Massenet. Hérodiade. Zoals op zestiende-eeuwse wandtapijten de antieke helden kleding dragen uit de zestiende eeuw, zo had een geestige scenografie er voor gezorgd dat Herodes eruitzag als een blasé kokkerellende machtsbobo in een designappartement; vermits hij daarna veranderde in een Mussolini-achtige generaal, mogen we misschien zo ver gaan om hem te beschrijven als een loftsocialist. Bariton Philippe Rouillon vertolkte de rol prachtig. Herodias was hier de rijpe trofeevrouw, ondermijnd door een verdrongen verdriet. Salomé zag eruit als Pippi Langkous met losgemaakte vlechtjes. En wie schetst mijn verbazing toen Johannes de Doper, die men zich toch voorstelt als een verwilderde kerel uit de woestijn, op George Clooney bleek te lijken?
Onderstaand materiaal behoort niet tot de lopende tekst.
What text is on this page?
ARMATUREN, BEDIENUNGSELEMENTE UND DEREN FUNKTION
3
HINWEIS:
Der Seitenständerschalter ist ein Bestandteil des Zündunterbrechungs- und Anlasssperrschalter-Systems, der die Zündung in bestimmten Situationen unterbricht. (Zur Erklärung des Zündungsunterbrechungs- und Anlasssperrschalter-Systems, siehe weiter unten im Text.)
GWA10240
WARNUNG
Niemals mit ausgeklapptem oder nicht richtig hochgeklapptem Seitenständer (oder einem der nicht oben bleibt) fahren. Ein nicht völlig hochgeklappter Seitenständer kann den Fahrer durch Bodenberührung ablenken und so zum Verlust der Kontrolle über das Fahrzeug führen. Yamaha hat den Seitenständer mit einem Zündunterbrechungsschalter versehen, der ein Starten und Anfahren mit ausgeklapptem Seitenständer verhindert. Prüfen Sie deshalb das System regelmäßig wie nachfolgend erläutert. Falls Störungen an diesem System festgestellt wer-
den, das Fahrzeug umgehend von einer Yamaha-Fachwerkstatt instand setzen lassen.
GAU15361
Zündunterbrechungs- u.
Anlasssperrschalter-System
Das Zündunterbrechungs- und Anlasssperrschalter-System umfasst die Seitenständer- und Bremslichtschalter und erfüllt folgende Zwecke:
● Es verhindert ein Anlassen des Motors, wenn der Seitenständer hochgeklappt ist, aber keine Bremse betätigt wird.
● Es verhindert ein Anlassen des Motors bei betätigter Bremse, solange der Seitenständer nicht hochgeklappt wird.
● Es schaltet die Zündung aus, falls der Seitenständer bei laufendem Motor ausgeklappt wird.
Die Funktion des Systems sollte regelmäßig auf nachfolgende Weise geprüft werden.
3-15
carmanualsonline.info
De Romeinse proconsul Vitellius daalde neer als een klassieke deus ex machina en citeerde uit Cicero’s De Officiis, zijn soldaten scandeerden dan weer een fonkelnieuwe Latijnse tekst – een kleine, maar indrukwekkend knappe ingreep in het libretto. Ook de volgorde van de scènes was hier en daar veranderd, op een wijze die de psychologische geloofwaardigheid van de opera zeer ten goede kwam.
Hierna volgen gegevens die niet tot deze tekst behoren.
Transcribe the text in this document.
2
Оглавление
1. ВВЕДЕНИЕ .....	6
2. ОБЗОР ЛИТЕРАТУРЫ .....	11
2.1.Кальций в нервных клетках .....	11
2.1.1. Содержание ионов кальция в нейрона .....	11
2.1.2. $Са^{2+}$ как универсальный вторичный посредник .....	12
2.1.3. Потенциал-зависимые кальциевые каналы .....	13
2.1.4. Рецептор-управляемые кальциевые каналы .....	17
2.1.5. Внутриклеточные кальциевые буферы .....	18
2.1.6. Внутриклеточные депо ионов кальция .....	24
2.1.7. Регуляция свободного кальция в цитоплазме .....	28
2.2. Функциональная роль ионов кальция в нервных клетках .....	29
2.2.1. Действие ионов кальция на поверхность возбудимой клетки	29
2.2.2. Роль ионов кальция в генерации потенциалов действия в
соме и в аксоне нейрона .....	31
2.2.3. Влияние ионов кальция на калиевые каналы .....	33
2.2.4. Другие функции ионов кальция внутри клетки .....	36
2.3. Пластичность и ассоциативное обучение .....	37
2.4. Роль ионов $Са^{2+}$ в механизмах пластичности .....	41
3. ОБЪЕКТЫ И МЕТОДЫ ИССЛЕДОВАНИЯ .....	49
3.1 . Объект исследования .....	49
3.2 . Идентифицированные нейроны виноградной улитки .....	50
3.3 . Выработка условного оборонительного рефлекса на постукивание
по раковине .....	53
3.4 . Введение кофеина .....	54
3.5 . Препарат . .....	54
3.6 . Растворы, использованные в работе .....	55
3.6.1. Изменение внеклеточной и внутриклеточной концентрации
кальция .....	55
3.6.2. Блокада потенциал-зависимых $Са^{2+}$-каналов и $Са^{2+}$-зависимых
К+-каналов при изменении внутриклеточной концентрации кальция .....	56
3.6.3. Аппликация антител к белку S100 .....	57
Is opera een levende kunstvorm? Ik was vergeten hoé levend. ’s Middags waren de gruwelbeelden uit Libië nog over het televisiescherm geflitst, ’s avonds zong het onderdrukte volk La mort! Ou notre indépendance! Het bezorgde me een  pervers gevoel: alsof ik de gruwel pas doorgrondde en aanvoelde nu een kunstwerk me ermee confronteerde. In een veilige operazaal.  Niemand ging me vastbinden en in de rug schieten omdat ik de verkeerde kant gekozen had, ik was geen bloedende huurling uit Tsjaad die door een opgehitste menigte verscheurd dreigde te worden. Maar wie zal het ontkennen: nieuwsberichten verhelderen zelden,  kunstwerken doen soms scherper zien.